Archive for the 'War' Category

Ron Paul for President

October 23, 2007


I have finally made up my mind, thanks to Jim. Yay!

I have always thought myself to be a democrat, going strictly by my ideology. After all, I am from the largest democracy in the world. And Dr. Ron Paul, even though he is contesting from the Republican party, is as liberal as it gets.

Who is Ron Paul? Well, if you didn’t know that, you ought to pay a little bit more attention to Politics. If you are stateside, that is. But Ron is gaining momentum in other countries too, so there really is no excuse. Ron Paul is more of a libertarian candidate, contesting as a Republican. His campaign has gathered a lot of steam of late, mainly because of his grassroots-level supporters. He is referred to as Dr. No, because he vehemently opposes any bill that does not abide by the constitution. (And oh, he is also a former physician, which explains the Dr. part).

Why Ron Paul? Mainly, because of his stance on the war. But even more, because of his non-interventionist ideology. United States has no business meddling with Iraq or Somalia or wherever the US military is currently spread. I also like his ideas on Income Tax and The Fed, but I must say that I do believe that his views are a little extreme here.

How Ron Paul? That question exists because I’m not a US citizen yet, and so can’t vote on this presidential election. However, I will have my voting rights for the next election, and hopefully, an opportunity to vote for Dr. Paul. But more than voting, I believe I can make a difference by campaigning for him. And making contributions for his campaign. If I can make at least 5 persons aware of Dr. Ron Paul, I would consider my deed done.

Now, go on. Catch up on his stance on other issues.


Calvin’s war games

October 17, 2007


Shadow Company

October 15, 2007



Shadow Company is an amazing and powerful documentary by Nick Bicanic and Jason Bourque about the “private military companies” – or “mercenaries” depending on your idealogical beliefs. But whatever your idealogy is, you will come out of this documentary much better educated about the issues surrounding such ‘private guns for hire’. The documentary takes an even-handed approach and explores a lot of issues – the historical background of mercenaries, their sudden growth, their hardships, the ethical dilemma and the need for more thought on how this industry should be handled further on.


The presentation is very stlyistic and captivating – with all the video game clips, comic book style reenactments, inter-weaving of war and news footage, pop-up explanations for military terms. It will definitely keep you hooked to the end.

Before I started watching the movie, I had already come to the conclusion that these companies cannot be obliterated in one fell sweep. This documentary only bolstered my opinion, in that our government and politicians need to take a hard look at all the relevant issues and create some balanced and pragmatic regulations to guide this industry. Although there would be no place for such companies in an ideal world, we no longer live – perhaps, never have lived – in such a world. Huffington Post has a nice article from the director of this movie about what the congress ought to be doing now on the issue of PMC’s.

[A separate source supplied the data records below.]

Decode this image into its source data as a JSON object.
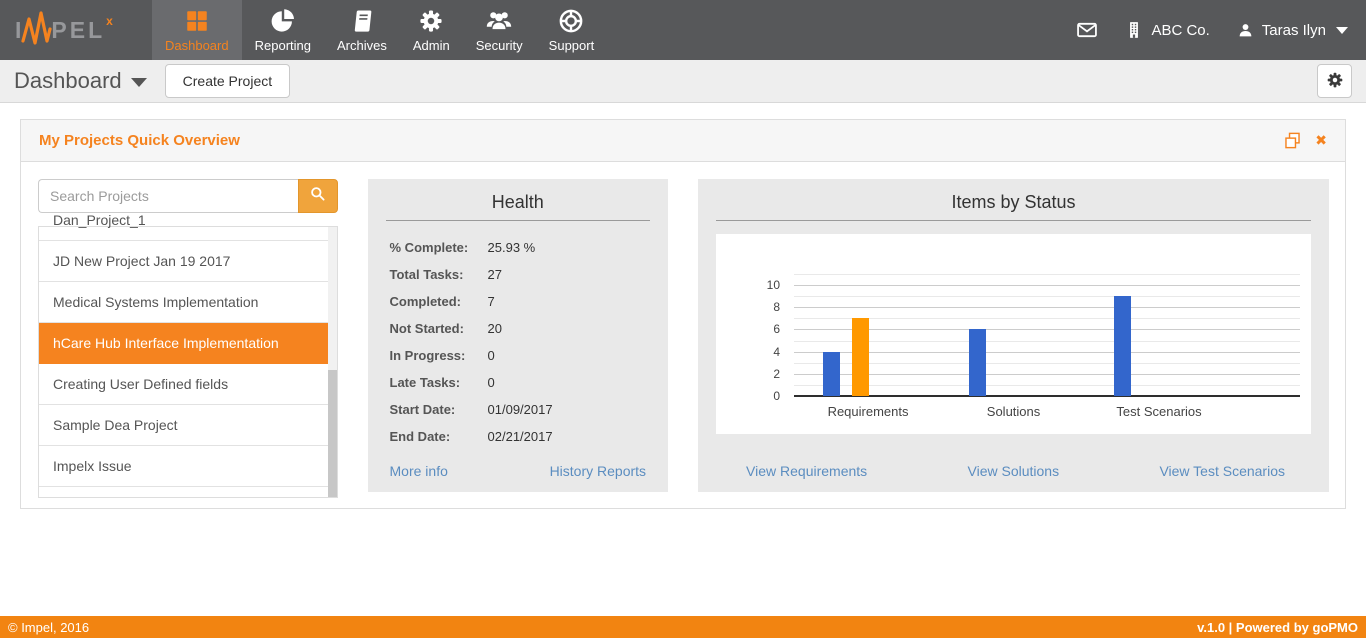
{
  "brand": {
    "logo_left": "I",
    "logo_right": "PEL",
    "logo_sup": "x",
    "pulse_icon": "heartbeat-pulse-icon"
  },
  "navbar": {
    "items": [
      {
        "label": "Dashboard",
        "icon": "grid-icon",
        "active": true
      },
      {
        "label": "Reporting",
        "icon": "pie-chart-icon",
        "active": false
      },
      {
        "label": "Archives",
        "icon": "book-icon",
        "active": false
      },
      {
        "label": "Admin",
        "icon": "gear-icon",
        "active": false
      },
      {
        "label": "Security",
        "icon": "users-icon",
        "active": false
      },
      {
        "label": "Support",
        "icon": "life-ring-icon",
        "active": false
      }
    ],
    "right": {
      "mail_icon": "envelope-icon",
      "company_icon": "building-icon",
      "company": "ABC Co.",
      "user_icon": "user-icon",
      "user": "Taras Ilyn",
      "caret_icon": "caret-down-icon"
    }
  },
  "subheader": {
    "title": "Dashboard",
    "create_button": "Create Project",
    "settings_icon": "gear-icon"
  },
  "panel": {
    "title": "My Projects Quick Overview",
    "copy_icon": "copy-icon",
    "close_icon": "close-icon",
    "search_placeholder": "Search Projects",
    "search_icon": "search-icon",
    "projects": [
      {
        "name": "Dan_Project_1",
        "selected": false
      },
      {
        "name": "JD New Project Jan 19 2017",
        "selected": false
      },
      {
        "name": "Medical Systems Implementation",
        "selected": false
      },
      {
        "name": "hCare Hub Interface Implementation",
        "selected": true
      },
      {
        "name": "Creating User Defined fields",
        "selected": false
      },
      {
        "name": "Sample Dea Project",
        "selected": false
      },
      {
        "name": "Impelx Issue",
        "selected": false
      }
    ],
    "health": {
      "title": "Health",
      "stats": [
        {
          "label": "% Complete:",
          "value": "25.93 %"
        },
        {
          "label": "Total Tasks:",
          "value": "27"
        },
        {
          "label": "Completed:",
          "value": "7"
        },
        {
          "label": "Not Started:",
          "value": "20"
        },
        {
          "label": "In Progress:",
          "value": "0"
        },
        {
          "label": "Late Tasks:",
          "value": "0"
        },
        {
          "label": "Start Date:",
          "value": "01/09/2017"
        },
        {
          "label": "End Date:",
          "value": "02/21/2017"
        }
      ],
      "links": {
        "more_info": "More info",
        "history_reports": "History Reports"
      }
    },
    "status": {
      "title": "Items by Status",
      "links": [
        "View Requirements",
        "View Solutions",
        "View Test Scenarios"
      ]
    }
  },
  "chart_data": {
    "type": "bar",
    "title": "Items by Status",
    "categories": [
      "Requirements",
      "Solutions",
      "Test Scenarios"
    ],
    "series": [
      {
        "name": "series-blue",
        "color": "#3366cc",
        "values": [
          4,
          6,
          9
        ]
      },
      {
        "name": "series-orange",
        "color": "#ff9900",
        "values": [
          7,
          0,
          0
        ]
      }
    ],
    "xlabel": "",
    "ylabel": "",
    "ylim": [
      0,
      11
    ],
    "yticks": [
      0,
      2,
      4,
      6,
      8,
      10
    ],
    "grid": true,
    "legend": "none"
  },
  "footer": {
    "left": "© Impel, 2016",
    "right": "v.1.0 | Powered by goPMO"
  },
  "colors": {
    "accent_orange": "#f5831f",
    "footer_orange": "#f28411",
    "search_button_orange": "#f0a43c",
    "navbar_bg": "#58585a",
    "active_tab_bg": "#6a6b6e",
    "link_blue": "#5b8dc0",
    "chart_blue": "#3366cc",
    "chart_orange": "#ff9900"
  }
}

One quote that stands out is from an author that is interviewed – Robert Young Pelton.

“George Bush has created the ultimate entrepreneurial wild west scenario in Iraq. If you have a gun and you are in Iraq, there is plenty of job to do.”

My take on Blackwater

October 8, 2007


Blackwater has been in recent news, after Iraqi officials complained that Blackwater personnel were involved in an unprovoked shooting of Iraqi civilians. If you don’t already know, Blackwater is a private company that supplies security personnel to guard American ambassadors in foreign countries. The Virginian Pilot has an interesting series on Blackwater titled Blackwater: Inside America’s Private Army.

Blackwater is owned by a single man named Erik Prince, a former navy seal. The corporate history of Blackwater is an amazing testimony on how successful private military has become these days. According to Fast Company, Blackwater has had 600% revenue growth between 2002 and 2005.

There is a lot of criticism – mostly of which are right on – against the mere existence of Blackwater. There is the lack of accountability, drain on the military talent, aiding political machiavellians in hiding the actual cost of war, the sheer immorality of going to war for monetary gain.

Now, the Congress has passed a bill to make companies like Blackwater answerable in the civil court. In my opinion, such actions and bills are somewhat useless, unless we stand up and face the real reason for the existence of such companies. Unless the US of A abandons its interventionist policies and stops meddling in the international affairs, companies like Blackwater will keep finding means to make profit. Even if Blackwater is brought back, what about the hundreds of other private corporations on which the US depends for war zone activities.

Although there are a lot of statistics with high shock-factor when it comes to Blackwater, there is one that stands in my memory. In the first Gulf War 15 years ago, the ratio of private contractors to troops was 1 to 60; in the current war, it’s 1 to 3. Go figure.